Architectural Design. The architectural design program is intended to provide for an equivalent facility to the existing Equestrian Center in terms of size and function. The Lesson Tie-Stall Barn is a new concept to provide safe saddling and grooming of lesson horses by children and novices. It handles the same population of horses as at the existing facility. The covered riding arena is new. The overall fenced ring, areas are somewhat less than at the existing Center. The new Center would have one more lunge ring than the existing Center (2 instead of 1). This additional lunge ring would be covered for use by boarders. Staff housing is the same as existing, but is substantially improved. The new Center adds a small clubhouse to the office facilities. Building heights and setbacks would be per applicable zoning. The buildings are to be sited and/or screened to minimize visibility from S.F.B. Morse Drive and Congress Road, both of which are approximately a quarter mile away.

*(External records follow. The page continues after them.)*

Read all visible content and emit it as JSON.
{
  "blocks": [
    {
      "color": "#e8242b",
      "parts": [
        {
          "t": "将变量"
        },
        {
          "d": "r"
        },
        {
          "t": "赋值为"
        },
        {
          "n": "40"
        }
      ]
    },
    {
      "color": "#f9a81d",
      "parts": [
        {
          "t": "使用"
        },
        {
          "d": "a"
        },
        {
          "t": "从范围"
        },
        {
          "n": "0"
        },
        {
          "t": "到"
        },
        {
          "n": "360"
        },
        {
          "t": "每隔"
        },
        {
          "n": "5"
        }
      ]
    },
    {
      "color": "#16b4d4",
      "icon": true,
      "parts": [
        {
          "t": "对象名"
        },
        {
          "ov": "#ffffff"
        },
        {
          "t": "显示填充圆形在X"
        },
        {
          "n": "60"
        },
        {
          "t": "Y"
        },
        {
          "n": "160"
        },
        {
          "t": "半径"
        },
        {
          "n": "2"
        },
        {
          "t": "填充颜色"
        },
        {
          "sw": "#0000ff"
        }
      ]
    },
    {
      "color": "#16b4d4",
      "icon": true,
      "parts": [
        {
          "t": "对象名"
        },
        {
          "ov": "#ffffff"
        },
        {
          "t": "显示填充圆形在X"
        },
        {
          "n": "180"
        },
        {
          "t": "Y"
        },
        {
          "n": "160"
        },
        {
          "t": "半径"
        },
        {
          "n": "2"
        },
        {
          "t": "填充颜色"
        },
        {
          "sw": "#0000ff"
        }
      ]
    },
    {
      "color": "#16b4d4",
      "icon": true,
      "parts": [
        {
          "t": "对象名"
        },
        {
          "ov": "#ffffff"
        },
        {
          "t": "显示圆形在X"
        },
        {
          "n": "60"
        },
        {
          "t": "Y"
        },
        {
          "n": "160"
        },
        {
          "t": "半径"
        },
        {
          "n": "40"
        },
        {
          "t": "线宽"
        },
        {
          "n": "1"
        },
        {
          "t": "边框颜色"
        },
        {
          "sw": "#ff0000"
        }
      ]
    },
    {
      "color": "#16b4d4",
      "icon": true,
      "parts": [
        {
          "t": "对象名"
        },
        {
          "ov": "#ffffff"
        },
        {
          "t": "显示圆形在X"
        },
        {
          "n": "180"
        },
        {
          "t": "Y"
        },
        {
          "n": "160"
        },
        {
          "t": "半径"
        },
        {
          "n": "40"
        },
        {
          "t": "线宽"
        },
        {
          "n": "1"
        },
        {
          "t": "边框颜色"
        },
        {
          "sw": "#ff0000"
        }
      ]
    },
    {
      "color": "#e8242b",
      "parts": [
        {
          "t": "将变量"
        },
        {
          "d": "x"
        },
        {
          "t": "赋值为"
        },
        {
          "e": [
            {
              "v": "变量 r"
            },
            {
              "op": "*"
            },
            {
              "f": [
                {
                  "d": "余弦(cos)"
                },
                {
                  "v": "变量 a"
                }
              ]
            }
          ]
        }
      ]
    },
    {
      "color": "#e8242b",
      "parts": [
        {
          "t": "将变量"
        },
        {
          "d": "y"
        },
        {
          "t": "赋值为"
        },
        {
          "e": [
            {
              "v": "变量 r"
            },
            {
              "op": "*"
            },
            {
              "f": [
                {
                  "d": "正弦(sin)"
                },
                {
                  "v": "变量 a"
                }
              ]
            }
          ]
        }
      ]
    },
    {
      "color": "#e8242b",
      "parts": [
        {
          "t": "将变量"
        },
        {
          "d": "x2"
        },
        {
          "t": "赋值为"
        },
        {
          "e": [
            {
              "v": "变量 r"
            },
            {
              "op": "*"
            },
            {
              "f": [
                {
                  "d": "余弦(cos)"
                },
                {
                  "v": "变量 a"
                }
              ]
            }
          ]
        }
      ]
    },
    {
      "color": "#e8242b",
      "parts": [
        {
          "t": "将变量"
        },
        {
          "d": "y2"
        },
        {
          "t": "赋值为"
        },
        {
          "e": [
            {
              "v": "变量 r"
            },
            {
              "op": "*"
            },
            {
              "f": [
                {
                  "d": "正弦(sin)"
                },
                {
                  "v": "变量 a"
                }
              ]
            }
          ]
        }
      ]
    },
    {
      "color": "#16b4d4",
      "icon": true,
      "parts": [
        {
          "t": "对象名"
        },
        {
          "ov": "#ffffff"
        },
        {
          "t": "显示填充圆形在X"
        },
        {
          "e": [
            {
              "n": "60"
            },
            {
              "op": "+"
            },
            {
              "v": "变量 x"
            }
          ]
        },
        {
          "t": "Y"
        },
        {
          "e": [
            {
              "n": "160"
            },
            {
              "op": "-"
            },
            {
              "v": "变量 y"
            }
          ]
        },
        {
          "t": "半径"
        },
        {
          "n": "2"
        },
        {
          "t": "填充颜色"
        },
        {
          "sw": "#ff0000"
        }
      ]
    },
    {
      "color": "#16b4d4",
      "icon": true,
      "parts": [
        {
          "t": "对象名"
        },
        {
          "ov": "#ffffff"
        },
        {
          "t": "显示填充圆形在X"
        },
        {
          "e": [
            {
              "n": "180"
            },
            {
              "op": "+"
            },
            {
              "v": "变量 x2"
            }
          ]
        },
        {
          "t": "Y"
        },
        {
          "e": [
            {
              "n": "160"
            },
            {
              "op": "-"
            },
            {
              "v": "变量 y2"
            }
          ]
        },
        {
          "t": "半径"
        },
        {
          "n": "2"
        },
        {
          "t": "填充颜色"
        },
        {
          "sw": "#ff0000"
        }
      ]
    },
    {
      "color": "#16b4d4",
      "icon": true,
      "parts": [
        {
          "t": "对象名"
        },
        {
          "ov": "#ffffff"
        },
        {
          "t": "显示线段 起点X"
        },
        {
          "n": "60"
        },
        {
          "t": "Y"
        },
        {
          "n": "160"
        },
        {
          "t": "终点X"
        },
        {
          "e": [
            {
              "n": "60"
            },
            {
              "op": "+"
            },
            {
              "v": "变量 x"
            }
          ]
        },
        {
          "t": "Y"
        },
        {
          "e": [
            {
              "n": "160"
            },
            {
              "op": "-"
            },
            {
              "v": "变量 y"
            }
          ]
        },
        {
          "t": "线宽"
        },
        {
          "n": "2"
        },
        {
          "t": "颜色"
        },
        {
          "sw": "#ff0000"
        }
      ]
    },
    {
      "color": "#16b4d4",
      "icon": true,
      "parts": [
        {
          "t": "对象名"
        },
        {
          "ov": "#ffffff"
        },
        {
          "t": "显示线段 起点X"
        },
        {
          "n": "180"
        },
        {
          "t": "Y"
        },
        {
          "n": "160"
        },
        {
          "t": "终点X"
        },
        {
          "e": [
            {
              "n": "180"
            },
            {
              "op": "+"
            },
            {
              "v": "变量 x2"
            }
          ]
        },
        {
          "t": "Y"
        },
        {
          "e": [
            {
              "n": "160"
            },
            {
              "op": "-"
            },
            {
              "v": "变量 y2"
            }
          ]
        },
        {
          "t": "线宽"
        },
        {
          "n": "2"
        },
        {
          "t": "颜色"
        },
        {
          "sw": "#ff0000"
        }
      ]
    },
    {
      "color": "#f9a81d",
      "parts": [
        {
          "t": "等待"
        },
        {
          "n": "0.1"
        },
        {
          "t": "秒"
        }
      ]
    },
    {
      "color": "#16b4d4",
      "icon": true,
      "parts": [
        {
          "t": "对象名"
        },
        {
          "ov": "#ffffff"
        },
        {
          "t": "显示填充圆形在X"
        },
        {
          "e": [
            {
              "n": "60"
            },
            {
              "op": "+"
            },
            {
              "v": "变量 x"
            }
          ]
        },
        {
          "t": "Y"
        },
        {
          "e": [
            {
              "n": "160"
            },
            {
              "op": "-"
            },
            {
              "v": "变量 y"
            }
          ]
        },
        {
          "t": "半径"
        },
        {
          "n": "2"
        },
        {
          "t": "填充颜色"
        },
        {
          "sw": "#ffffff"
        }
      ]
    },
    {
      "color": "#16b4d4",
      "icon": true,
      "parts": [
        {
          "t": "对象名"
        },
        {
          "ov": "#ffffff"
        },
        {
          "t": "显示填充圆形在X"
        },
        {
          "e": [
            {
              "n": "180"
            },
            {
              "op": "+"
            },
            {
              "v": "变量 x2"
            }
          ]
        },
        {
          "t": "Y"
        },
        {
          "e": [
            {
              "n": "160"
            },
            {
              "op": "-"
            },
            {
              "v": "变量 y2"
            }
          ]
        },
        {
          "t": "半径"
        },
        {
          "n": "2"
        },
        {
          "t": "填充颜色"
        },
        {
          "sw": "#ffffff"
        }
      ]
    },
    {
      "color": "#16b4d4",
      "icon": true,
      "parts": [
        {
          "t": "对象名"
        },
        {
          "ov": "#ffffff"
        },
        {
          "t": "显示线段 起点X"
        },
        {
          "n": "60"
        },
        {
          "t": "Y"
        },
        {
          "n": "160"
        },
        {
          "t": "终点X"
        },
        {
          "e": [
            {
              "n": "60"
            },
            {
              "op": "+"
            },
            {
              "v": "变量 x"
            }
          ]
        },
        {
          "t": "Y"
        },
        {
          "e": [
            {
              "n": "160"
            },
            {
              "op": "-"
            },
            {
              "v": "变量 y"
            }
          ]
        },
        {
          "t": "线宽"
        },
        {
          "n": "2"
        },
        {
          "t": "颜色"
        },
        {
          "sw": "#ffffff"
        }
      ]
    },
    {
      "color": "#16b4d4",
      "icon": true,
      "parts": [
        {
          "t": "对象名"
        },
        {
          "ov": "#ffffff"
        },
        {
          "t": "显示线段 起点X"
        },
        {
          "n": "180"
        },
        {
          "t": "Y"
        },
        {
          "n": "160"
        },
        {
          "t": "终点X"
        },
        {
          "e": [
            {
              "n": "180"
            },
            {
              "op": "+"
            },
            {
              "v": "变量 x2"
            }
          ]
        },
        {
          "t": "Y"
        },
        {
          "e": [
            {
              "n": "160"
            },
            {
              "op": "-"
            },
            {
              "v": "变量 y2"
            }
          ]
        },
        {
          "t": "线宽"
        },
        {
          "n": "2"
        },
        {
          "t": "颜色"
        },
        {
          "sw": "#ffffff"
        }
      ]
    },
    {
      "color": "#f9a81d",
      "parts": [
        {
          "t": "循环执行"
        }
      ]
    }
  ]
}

Horse Stabling Facilities. Horse stabling facilities include 12 x 12 box stall barns, 12 x 24 box with corrals, and open corrals. Tack rooms and storage areas are built into the stall barns. Wash racks are provided. A total of 174 horses could be stabled (a mix of privately owned and school/trail horses). The buildings would use simple shapes and soft roof forms and be consistent throughout the facility. The exterior materials would be predominantly wood and metal with a natural finish. Roofs would be fire retardant with a Class "A" fire rating, and use earth tone colors. Skylights and solar collectors, if present, are to be located so as not to be visible from neighboring residences or from the road. Perimeter, corral, and ring fencing would be consistent with safe horse husbandry practices.

Landscaping. Native and drought tolerant species would be used for landscape areas. The design, maintenance and care of all trees, shrubs and landscaping would be done in accordance with the Forest Management Plan and the Biotic Report prepared for the area. Irrigation with reclaimed water is planned for the site to the maximum extent feasible.